As former President Reagan's body lies in state in the Capitol Rotunda tonight, Thursday and Friday, the trappings of an 18th-century funeral ritual will meet 21st-century security needs for the first time. Gone are the days when mourners could walk up to the Capitol to pay their respects, as they did for John F. Kennedy in 1963 or Lyndon Johnson in 1973.
Now, snipers will line the route as Reagan's funeral procession marches from the White House to Capitol Hill. The public will assemble outside the Capitol for security sweeps. No cameras or large bags will be allowed inside. And no one will be permitted to stop moving once they reach the Rotunda, which will be guarded by hundreds of police officers.
There was nothing like this for the last presidential state funeral 31 years ago.
"People were able to come through the East Front right into the Rotunda," said Betty Koed, the Senate's assistant historian. "It was pretty open access."
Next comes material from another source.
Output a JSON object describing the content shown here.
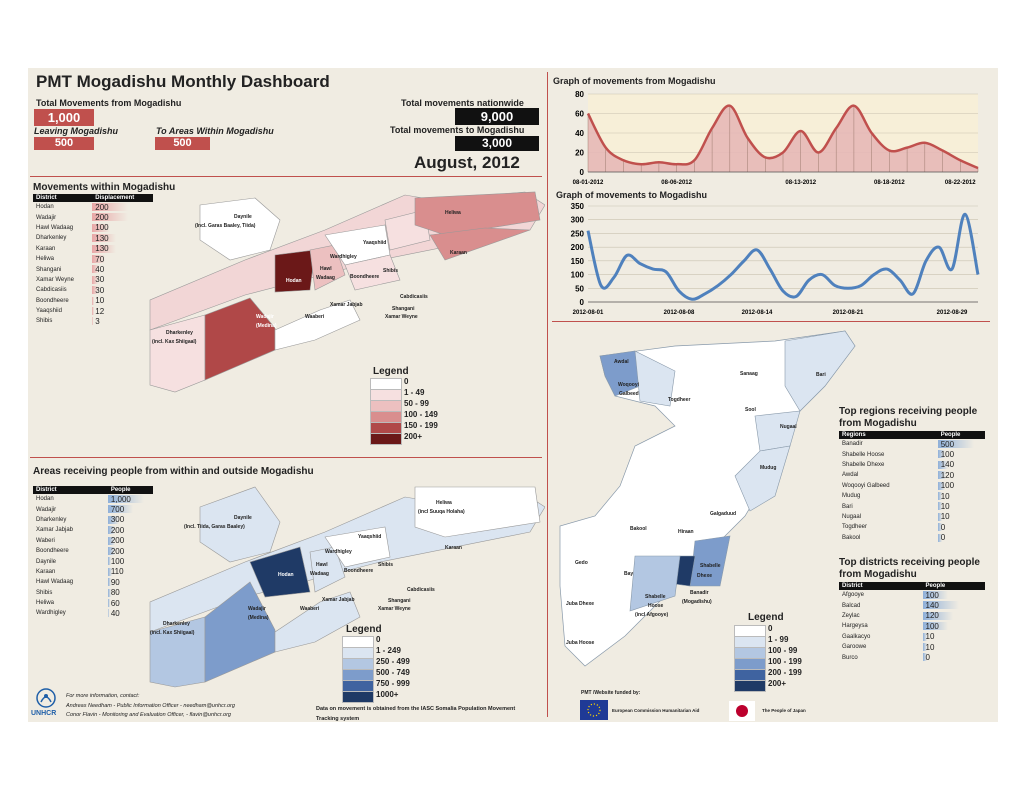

The enormous public interest and the dozens of dignitaries from around the world who will be attending mean a security clampdown Washington sees rarely - even in the post-Sept. 11 world.
Police agencies canceled vacations and called all officers to duty for the week. Officials expect as many as 150,000 people to file through the Capitol to see the flag-draped casket. The Rotunda will be open around the clock from Wednesday night until Friday morning, when another procession will wind five miles through the city to the Washington National Cathedral for a memorial service.
That presents its own security problems. President Bush, Cabinet members, members of Congress, former presidents and world leaders will all gather in the cathedral, which last hosted so many dignitaries at the memorial service three days after Sept. 11. But the service will be open only to invited guests, making it easier to secure.
"People are accustomed to this now," said Allan Lichtman, a history professor at American University. "I think there's enough adulation for this ex-president that people are not going to mind it that much."